Photo by Andrea Piacquadio:

Well, we got what we were hoping for. Last week we were hoping for some profit taking that reversed higher before NASDAQ 10,250 – check. The index slipped a little below its 50-day moving average of 10,923 and rebounded.  Our hope was the rebound would extend past and close above the near-term cycle high of 11,250 – check.

The downtrend that started in the middle of December is officially over. The stepping up action with a higher low followed by a higher high is exactly what we wanted to see. It’s the start of a potential uptrend. However, always a buzzkill somewhere, we can’t go full green light bullish just yet.

As you’ll see on the chart below, the NASDAQ has traded in a bi-level box since the middle of last September. The upper chamber’s range is 11,000 on the bottom and 11,500ish on top. The lower level spans from 10,250 to 11. Combined, the NASDAQ has bounced back and forth between 10,250 and 11,500 for the last three and a half months.


While our belief pattern is absolutely moving the needle towards bullish, we must remain vigilant. The danger of falling to the bottom of the box remains until the NASDAQ gets beyond the top guardrail, which coincides with the index’s 200-day moving average.

On the second chart, you can see the NASDAQ has looked up to the 200-day benchmark for more than a year. Bulls were thwarted twice in 2022 as they moved into the 200-day’s zip code. Both times the failure was followed by a lower low.

While we are encouraged by the NASDAQ stepping up and following the playbook for a potential uptrend, it’s prudent to wait for the index to break the cycle and get out of its box beyond the 200-day. Like the Who sang, don’t get fooled again, no, no.


Per usual, when the NASDAQ does well, technology does well; taking hold of six of the top seven performers on our sector/industry leaderboard. ARK Next Generation Internet ETF (ARKW) sat atop the mountain, gaining more than 2.73%. SPDR S&P Oil & Gas Exploration & Production ETF (XOP) was the only non-tech exchange-traded fund (ETF) in the top seven at number two.
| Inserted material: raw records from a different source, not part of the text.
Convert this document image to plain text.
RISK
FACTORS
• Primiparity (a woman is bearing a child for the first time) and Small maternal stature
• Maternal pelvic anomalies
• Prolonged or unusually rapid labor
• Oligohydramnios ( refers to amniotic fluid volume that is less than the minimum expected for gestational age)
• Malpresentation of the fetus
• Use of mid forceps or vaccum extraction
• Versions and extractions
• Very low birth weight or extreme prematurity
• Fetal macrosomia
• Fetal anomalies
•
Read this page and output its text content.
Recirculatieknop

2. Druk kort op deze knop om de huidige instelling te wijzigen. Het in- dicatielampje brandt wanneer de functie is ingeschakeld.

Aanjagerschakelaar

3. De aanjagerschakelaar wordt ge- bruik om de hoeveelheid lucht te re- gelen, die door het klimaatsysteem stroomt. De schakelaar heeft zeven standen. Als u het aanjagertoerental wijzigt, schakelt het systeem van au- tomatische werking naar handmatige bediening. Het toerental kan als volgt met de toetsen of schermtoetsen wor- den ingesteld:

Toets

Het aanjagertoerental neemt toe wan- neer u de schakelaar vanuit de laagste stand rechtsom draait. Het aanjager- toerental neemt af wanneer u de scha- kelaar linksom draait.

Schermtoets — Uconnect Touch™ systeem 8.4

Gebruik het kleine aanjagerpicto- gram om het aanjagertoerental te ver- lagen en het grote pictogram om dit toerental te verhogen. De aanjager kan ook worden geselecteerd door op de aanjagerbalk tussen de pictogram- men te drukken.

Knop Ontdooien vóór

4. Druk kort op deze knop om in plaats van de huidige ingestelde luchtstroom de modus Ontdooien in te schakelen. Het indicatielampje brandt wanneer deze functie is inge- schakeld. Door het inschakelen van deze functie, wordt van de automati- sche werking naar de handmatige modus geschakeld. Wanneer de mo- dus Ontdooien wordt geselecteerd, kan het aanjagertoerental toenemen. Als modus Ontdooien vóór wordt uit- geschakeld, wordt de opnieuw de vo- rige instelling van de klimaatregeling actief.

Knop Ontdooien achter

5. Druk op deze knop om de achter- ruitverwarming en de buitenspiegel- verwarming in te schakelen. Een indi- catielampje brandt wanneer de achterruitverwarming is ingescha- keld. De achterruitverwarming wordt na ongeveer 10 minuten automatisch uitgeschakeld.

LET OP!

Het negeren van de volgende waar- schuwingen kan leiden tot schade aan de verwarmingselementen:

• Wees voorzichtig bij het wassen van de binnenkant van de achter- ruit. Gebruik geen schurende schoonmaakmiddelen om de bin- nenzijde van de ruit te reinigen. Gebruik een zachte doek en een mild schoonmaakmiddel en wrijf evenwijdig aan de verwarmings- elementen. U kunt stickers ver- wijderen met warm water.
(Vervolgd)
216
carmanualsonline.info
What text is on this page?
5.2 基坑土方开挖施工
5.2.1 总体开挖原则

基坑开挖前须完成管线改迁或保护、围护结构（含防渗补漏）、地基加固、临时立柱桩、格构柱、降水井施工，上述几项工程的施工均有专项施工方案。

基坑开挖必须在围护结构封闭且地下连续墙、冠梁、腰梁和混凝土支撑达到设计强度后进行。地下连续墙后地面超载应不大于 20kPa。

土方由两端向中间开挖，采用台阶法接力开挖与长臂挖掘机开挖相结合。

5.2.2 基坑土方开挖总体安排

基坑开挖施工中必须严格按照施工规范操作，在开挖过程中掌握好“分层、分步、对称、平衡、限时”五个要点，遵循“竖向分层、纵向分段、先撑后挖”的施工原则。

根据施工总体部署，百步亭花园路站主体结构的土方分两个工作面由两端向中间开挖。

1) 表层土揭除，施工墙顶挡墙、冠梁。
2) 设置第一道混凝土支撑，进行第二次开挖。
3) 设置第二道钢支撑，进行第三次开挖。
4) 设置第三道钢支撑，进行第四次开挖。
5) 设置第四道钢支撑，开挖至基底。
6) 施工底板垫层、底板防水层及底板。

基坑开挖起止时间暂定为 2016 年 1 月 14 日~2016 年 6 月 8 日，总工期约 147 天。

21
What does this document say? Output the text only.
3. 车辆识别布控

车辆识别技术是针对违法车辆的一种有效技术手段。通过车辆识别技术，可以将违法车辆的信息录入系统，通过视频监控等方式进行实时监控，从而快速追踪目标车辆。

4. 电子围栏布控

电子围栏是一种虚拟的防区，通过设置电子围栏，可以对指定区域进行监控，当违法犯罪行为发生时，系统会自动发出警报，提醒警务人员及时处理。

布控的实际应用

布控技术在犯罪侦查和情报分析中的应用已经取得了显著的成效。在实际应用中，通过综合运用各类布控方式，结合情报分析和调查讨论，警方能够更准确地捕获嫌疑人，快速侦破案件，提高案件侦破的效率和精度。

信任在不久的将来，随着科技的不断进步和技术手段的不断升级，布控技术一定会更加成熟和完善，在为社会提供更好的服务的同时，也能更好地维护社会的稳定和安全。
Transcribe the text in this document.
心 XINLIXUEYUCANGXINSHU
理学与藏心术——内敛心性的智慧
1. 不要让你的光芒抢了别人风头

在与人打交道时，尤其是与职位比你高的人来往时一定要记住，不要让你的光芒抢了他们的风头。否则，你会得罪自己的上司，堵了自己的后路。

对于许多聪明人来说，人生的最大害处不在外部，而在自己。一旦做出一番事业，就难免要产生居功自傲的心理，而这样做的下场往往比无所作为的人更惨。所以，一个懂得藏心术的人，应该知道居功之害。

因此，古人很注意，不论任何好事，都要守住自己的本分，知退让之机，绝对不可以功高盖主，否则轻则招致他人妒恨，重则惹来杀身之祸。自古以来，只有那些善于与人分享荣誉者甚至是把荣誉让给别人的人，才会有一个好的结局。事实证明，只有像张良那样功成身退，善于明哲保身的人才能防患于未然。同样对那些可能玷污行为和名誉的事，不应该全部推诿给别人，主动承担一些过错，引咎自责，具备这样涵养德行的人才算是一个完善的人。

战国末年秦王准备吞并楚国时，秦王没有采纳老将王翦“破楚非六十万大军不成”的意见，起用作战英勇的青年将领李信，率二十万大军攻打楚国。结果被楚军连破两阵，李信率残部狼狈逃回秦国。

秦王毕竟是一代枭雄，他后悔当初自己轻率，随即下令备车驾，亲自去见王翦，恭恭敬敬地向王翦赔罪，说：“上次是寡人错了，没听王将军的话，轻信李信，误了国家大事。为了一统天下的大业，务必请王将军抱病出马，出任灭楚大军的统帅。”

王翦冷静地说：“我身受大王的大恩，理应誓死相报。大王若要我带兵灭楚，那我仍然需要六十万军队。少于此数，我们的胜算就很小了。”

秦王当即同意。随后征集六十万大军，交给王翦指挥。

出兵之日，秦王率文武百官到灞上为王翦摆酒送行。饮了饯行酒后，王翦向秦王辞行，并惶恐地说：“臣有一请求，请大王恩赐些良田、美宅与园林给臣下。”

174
Sector investors might want to wait for the NASDAQ to close to the plus side of the 200-day mark before committing to new tech ETF holdings.


We are this |–| close to going on offense again. But we cannot be an impatient quarterback and force the ball in a hurry to make something happen. We’ll wait for the NASDAQ to run into the clear and hit our targets on the numbers.